A Younger Fellow in My Bed

That title was designed to grab your attention….especially all of you “Fifty Shades of Grey” readers (really, I am jealous because I haven’t had the time to read some good smut).  Yes, I have a younger man in my bed. He snuggles with me most of the night and occasionally rubs my arm and pats my back. The young fellow in my bed is actually my almost two year old.Cooper, Brown, and Blue...sound asleep.  I will be the first to admit, I slept in my momma’s bed most of my childhood. I really don’t recall why, except I remember my brother wanting my dad to sleep in his bed, so I felt sorry for mom. At least that is my story…she might not agree.

Anyone close to me knows I pretty much require a minimum of eight hours of sleep a night to be at my optimum. My husband probably appreciates this fact the most. When I am sleep deprived I turn in to what you might call at “bitch-a-saurous” (can you tell we are into dinosaurs at my house?). These days, sleep rarely happens at my house. As matter of fact I don’t recall the last time I have had more than five hours of sleep a night. Okay…I know-pity party of one you may be seated. But the point I am making-I really value sleep. I believe in the rejuvenation it brings to the mind and body. My rejuvenation has been invaded by a two year old in my bed that spins like a rotisserie chicken and is accompanied by a bear named “Brown” and a blanket he calls “Blue” (creative aren’t we?).

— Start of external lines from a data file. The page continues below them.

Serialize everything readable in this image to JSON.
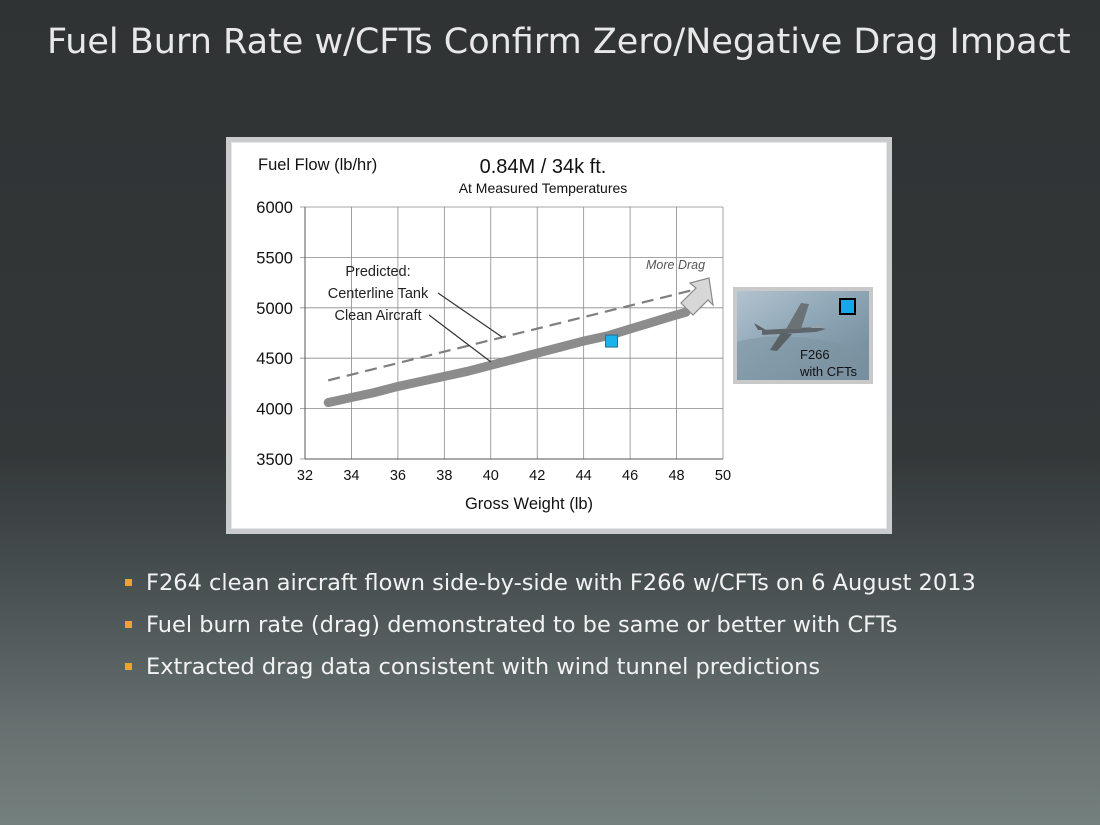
{
  "slide": {
    "title": "Fuel Burn Rate w/CFTs Confirm Zero/Negative Drag Impact",
    "bullets": [
      "F264 clean aircraft flown side-by-side with F266 w/CFTs on 6 August 2013",
      "Fuel burn rate (drag) demonstrated to be same or better with CFTs",
      "Extracted drag data consistent with wind tunnel predictions"
    ],
    "bullet_color": "#f0a22e"
  },
  "chart_data": {
    "type": "line",
    "title": "0.84M / 34k ft.",
    "subtitle": "At Measured Temperatures",
    "xlabel": "Gross Weight (lb)",
    "ylabel": "Fuel Flow (lb/hr)",
    "xlim": [
      32,
      50
    ],
    "ylim": [
      3500,
      6000
    ],
    "x_ticks": [
      32,
      34,
      36,
      38,
      40,
      42,
      44,
      46,
      48,
      50
    ],
    "y_ticks": [
      3500,
      4000,
      4500,
      5000,
      5500,
      6000
    ],
    "grid": true,
    "series": [
      {
        "name": "Centerline Tank",
        "style": "dashed",
        "color": "#7f7f7f",
        "x": [
          33,
          48.6
        ],
        "y": [
          4280,
          5170
        ]
      },
      {
        "name": "Clean Aircraft",
        "style": "thick",
        "color": "#8c8c8c",
        "x": [
          33,
          34,
          35,
          36,
          37,
          38,
          39,
          40,
          41,
          42,
          43,
          44,
          45,
          46,
          47,
          48,
          48.4
        ],
        "y": [
          4060,
          4110,
          4160,
          4220,
          4270,
          4320,
          4370,
          4430,
          4490,
          4550,
          4610,
          4670,
          4720,
          4790,
          4860,
          4930,
          4955
        ]
      },
      {
        "name": "F266 with CFTs",
        "style": "marker",
        "color": "#1ab4ea",
        "x": [
          45.2
        ],
        "y": [
          4670
        ]
      }
    ],
    "annotations": {
      "predicted": [
        "Predicted:",
        "Centerline Tank",
        "Clean Aircraft"
      ],
      "more_drag": "More Drag",
      "photo_label": [
        "F266",
        "with CFTs"
      ]
    }
  }
}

My husband’s career is temporarily taking him out of town a lot more than usual. Like-he gets visitation rights to our life on the weekends. Somewhere between the two year molars, our move into a rental while our home is being built, and my husband taking a new job-my good old friend Mr. Sandman got lost. I am not sure if he didn’t make it in the move, hides in my husband’s suitcase, or just got mad at us and left all together. I sure hope he will at least visit us in our new place. I have vowed my entire life to never let my child sleep in my bed. This week, I ate those words and they tasted darn good for the extra hours of sleep I gained.

After two weeks of sleepless nights which include the old scream it out method; which by the way whoever came up with that didn’t have my child…he has the heart of a fighter so his vocal chords are armed and ready for a night of screaming. I gave in. Now, I have to work myself out of this mess. Even our cat, Miss Kitty, is mad. She sits beside Cooper on the bed and meows most of the night for him to leave.  Occasionally, our eyes will meet and exchange a look that says “we could go sleep on the couch” but instead she goes and sleeps in his toddler bed.

I know it’s temporary and these are the days that pass us by. Maybe I will even be able to laugh and tell stories about it to his kids (I hope they cause him the same grief). But right now for the record, having a younger fellow in your bed ain’t all it’s cracked up to be.

Today my spoon is empty and begging for some magic sleeping sand dust from my old, friend Mr. Sandman.